For background, see this recent stackoverflow article.
I am using Golang Fiber to set up a WebSockets service like this:
app.Use("/ws", handler.UpgradeHandler)
app.Get("/ws/:id", websocket.New(func(ws *websocket.Conn) {
handler.MediaStreamHandler(ws)
}))
with UpgradeHandler
, the middleware, like so:
func UpgradeHandler(c *fiber.Ctx) error {
// IsWebSocketUpgrade returns true if the client
// requested upgrade to the WebSocket protocol.
if websocket.IsWebSocketUpgrade(c) {
log.Info("request to open WebSockets channel")
return c.Next()
}
return fiber.ErrUpgradeRequired
}
The expectation is that an HTTP client to this service makes an HTTP GET request to something like http://chat.acme.ai:80/ws/123
, and that coerces the Fiber server into opening up a WebSockets service.
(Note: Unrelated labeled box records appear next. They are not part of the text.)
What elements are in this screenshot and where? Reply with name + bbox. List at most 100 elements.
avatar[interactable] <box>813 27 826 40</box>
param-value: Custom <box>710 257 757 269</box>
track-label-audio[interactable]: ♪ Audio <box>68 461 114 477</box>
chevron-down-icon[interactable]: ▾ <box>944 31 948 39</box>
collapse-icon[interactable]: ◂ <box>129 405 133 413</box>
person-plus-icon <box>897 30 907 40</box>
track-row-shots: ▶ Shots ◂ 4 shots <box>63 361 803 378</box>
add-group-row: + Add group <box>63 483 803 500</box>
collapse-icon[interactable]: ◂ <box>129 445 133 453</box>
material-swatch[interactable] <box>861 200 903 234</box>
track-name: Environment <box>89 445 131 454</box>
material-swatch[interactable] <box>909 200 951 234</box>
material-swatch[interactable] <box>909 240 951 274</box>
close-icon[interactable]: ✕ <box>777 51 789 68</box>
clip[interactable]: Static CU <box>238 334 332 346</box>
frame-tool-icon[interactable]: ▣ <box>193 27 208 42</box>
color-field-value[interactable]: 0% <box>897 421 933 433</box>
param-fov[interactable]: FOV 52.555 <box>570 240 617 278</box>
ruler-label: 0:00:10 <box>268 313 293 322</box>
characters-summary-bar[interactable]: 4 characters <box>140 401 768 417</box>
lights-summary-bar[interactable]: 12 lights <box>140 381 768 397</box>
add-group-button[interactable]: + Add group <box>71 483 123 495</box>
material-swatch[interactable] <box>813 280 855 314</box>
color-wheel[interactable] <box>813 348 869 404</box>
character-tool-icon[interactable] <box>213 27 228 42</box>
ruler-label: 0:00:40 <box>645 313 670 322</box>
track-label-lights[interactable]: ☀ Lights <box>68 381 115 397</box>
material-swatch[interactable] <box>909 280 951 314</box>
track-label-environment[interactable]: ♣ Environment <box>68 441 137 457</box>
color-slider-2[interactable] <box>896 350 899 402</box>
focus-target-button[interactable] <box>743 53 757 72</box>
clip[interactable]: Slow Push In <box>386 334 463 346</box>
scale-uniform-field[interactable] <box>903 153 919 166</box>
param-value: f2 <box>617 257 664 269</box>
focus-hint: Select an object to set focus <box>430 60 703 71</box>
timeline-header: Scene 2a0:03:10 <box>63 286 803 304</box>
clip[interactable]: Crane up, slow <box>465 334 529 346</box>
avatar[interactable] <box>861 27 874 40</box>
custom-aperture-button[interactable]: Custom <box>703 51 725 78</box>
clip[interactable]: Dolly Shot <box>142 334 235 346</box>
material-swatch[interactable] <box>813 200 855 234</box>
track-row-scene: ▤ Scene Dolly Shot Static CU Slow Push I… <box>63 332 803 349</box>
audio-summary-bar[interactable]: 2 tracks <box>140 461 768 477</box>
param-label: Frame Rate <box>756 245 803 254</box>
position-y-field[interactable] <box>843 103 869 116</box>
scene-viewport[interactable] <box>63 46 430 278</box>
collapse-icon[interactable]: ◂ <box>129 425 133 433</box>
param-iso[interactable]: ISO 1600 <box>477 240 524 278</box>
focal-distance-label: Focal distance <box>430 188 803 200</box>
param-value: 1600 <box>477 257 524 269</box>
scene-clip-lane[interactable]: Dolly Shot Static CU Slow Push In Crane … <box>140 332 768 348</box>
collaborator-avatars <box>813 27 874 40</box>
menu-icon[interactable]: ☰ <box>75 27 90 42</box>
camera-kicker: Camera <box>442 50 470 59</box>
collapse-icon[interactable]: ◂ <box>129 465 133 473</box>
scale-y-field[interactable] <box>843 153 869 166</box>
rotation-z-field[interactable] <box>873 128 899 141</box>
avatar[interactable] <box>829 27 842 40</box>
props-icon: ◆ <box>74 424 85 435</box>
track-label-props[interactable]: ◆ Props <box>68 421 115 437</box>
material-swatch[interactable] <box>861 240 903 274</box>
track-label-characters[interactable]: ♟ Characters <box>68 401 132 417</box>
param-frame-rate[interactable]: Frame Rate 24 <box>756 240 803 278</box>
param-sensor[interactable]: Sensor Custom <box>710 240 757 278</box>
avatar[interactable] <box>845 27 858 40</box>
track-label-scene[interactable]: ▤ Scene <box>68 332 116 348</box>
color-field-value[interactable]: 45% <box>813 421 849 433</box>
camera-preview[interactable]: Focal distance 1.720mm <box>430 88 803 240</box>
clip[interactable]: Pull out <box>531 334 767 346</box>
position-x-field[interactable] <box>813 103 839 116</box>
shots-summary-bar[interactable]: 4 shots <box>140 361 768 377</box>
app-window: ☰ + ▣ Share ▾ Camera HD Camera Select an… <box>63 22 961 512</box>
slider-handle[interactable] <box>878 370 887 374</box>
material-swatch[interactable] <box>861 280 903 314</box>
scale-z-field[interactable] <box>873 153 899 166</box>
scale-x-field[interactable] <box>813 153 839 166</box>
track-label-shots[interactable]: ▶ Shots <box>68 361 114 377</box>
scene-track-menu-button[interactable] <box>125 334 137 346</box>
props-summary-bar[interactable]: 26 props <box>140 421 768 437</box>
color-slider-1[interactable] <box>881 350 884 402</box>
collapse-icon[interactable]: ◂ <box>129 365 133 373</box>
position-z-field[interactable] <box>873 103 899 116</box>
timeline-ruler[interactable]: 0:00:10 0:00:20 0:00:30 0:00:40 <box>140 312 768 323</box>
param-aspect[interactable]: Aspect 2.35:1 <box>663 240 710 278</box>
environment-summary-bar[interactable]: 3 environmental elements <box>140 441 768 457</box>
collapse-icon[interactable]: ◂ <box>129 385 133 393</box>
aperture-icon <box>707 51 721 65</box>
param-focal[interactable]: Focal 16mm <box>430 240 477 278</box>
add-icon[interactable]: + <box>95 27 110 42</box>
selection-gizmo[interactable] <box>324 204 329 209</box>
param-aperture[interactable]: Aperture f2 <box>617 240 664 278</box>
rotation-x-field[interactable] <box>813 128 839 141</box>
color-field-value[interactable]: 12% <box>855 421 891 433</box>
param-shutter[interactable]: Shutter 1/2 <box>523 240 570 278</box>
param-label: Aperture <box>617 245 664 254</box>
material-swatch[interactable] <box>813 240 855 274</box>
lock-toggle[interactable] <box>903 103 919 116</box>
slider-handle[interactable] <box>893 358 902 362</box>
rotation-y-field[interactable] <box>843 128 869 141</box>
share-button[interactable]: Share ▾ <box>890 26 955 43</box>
Eg:
func MediaStreamHandler(c *websocket.Conn) {
...
for {
if mt, buf, err = c.ReadMessage(); err != nil {
...
}
...
}
where we ingest streaming media until the WebSocket is closed.
QUESTION: if the client initiates an HTTP GET request to Fiber service to stand up the WebSockets service on Fiber's side, then how does the client-side logic morph its HTTP client into a WebSockets client?
Intuitively, we just have a socket somewhere, and upgrading an HTTP client to a WebSockets client is merely tacking on the right "glue" to the HTTP client. But from the perspective of using a canned solution like, say, Java WebSockets, it's not at all clear how you would morph the HTTP client into a WebSockets client.